Friday, September 2, 2016

My Celebrity Quiz: Answers Revealed!


As promised, here are the answers to Wednesday's quiz. If you feel you should have been included here and you don't see your name, please contact me asap.

1. Margo Martindale (above, as Mags Bennett in the TV series Justified) read a poem at my wedding in Randolph Center, Vermont, in 1981. The groom, Patrick Husted, was her ex-boyfriend, and the poem, which Margo chose herself, was “The Passionate Shepherd to His Love.” She won her first Emmy a few years after her star turn at my wedding.

Ethan Phillips as Neelix.
2. Ethan Phillips lent me his house in the Catskills while he went to L.A. to look for work. Mr. Phillips went on to play Neelix, a space alien and gourmet chef, on Star Trek: Voyager, and I had many encounters with his exterminator, whom we always referred to as "the Bug Man."

3. Julia Glass was a copy editor in the Cosmo copy department when I was the copy chief, back before desktop computers. As chief, I hosted a weekly meeting where we ate croissants and discussed punctuation marks. Julie went on to win a National Book Award and I went on to write this blog.
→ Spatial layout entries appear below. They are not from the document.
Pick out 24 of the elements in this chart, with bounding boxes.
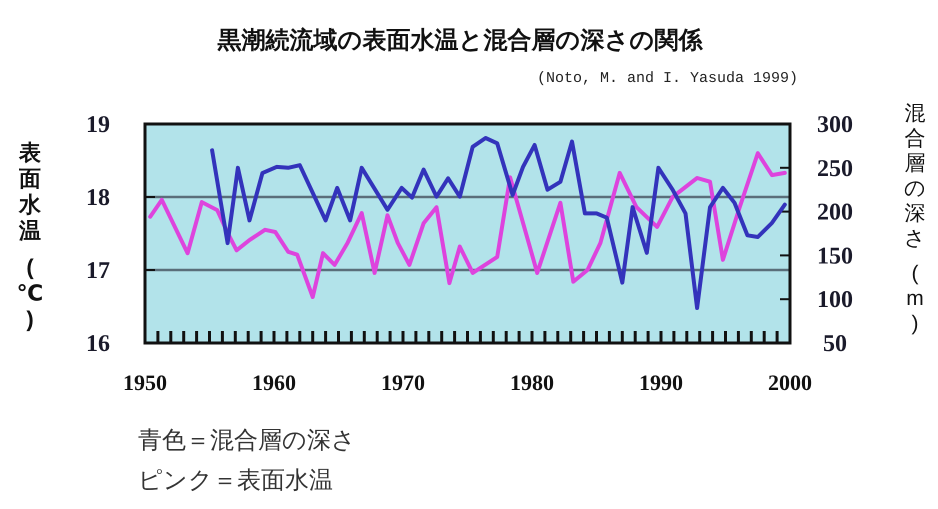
x-tick-label: 1960	[252, 370, 296, 395]
x-tick-label: 1990	[639, 370, 683, 395]
y-tick-label: 17	[86, 258, 110, 284]
text: 青色＝混合層の深さ	[138, 427, 356, 454]
y2-tick-label: 250	[817, 156, 853, 182]
x-tick-label: 1980	[510, 370, 554, 395]
line-series	[148, 151, 787, 299]
y2-tick-label: 50	[823, 331, 847, 357]
y-axis-title: 表面水温 (℃)	[16, 140, 44, 332]
text: 混合層の深さ (m)	[904, 102, 926, 335]
x-tick-label: 1970	[381, 370, 425, 395]
y-tick-label: 19	[86, 112, 110, 138]
chart-subtitle: (Noto, M. and I. Yasuda 1999)	[536, 70, 798, 87]
text: ピンク＝表面水温	[138, 467, 333, 494]
chart-title: 黒潮続流域の表面水温と混合層の深さの関係	[216, 27, 704, 54]
y-tick-label: 16	[86, 331, 110, 357]
y2-tick-label: 300	[817, 112, 853, 138]
line-series	[210, 136, 787, 310]
x-tick-label: 1950	[123, 370, 167, 395]
y2-tick-label: 100	[817, 287, 853, 314]
y-tick-label: 18	[86, 185, 110, 211]
y2-tick-label: 200	[817, 200, 853, 226]
x-tick-label: 2000	[768, 370, 812, 395]
y2-tick-label: 150	[817, 243, 853, 270]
4. Cosmo editor Helen Gurley Brown was my boss in 1979, before Hearst renovated the eighth floor of 224 West 57th Street and she finally got her own bathroom. Besides the paper towel that she handed me one day in the ladies room, she also gave me a Diane von Furstenberg wrap dress, four Tiffany dessert plates, and a four-leaf clover that she plucked from her sister's lawn in Shawnee, Oklahoma.

5. Martha Stewart hired me to help expand her business empire, which was growing at such a rapid pace in the late 1990s that she eventually ran out of office space and had to move some of her staff into a warehouse in Chelsea. My job was to edit recipes for wedding cakes, and my desk was in a corridor outside the men's room.

Composer Nico Muhly; we had the same piano teacher.
6. Nico Muhly and I were born in the same hospital and had the same piano teacher: Florence Scholl Cushman of Randolph, Vermont. Nico’s mother, Bunny Harvey, introduced me to stuffed squash blossoms and his father, Frank Muhly, taught me how to eat shrimp. Nico wrote an opera that was performed at the Met; I quit piano lessons when my acting career began to take off, a chapter of my life that I wrote about in embarrassing detail here.

7. Bette Midler and I started our respective careers in New York City, then moved to L.A. We moved back to New York City at almost exactly the same time, and we were both so appalled by the amount of trash that had accumulated during our absence that she started a beautification program and I volunteered to pick up litter. (I actually met her face-to-face only once and I doubt she would remember me.)

8. Bernie Sanders visited the Randolph Senior Center in 2010, when I was a volunteer server. Senator Sanders told the Wednesday lunch crowd that Social Security is NOT going to bankrupt the U.S. government and anyone who says otherwise is full of crap (not his exact wording). He did not stay for the meat loaf.

Lost in Moscow for Condé Nast Traveler.
9. Klara Glowczewska was the editor in chief of Condé Nast Traveler in 2009 when the editors of the Stop Press news section (RIP), Kevin Doyle and Deborah Dunn, sent me to Moscow on a writing assignment-slash-scavenger hunt modeled after the reality TV show The Amazing Race. One of my assignments was to find an all-night pharmacy and buy aspirin.

10. Jon Voight was just about to start rehearsals for Hamlet, the play that wrecked his marriage, in the summer of ’77 when he invited the play’s director to dinner at the Park Lane hotel in New York City. I was the director’s date. Marcheline Bertrand was there, too, and Angelina Jolie was asleep in a crib. I think it's fair to say that the production, which opened a few weeks later at Rutgers, was (a) not very good and (b) memorable only in that it changed the lives of everybody in that room. Jon Voight plays a minor role as the movie star in this book.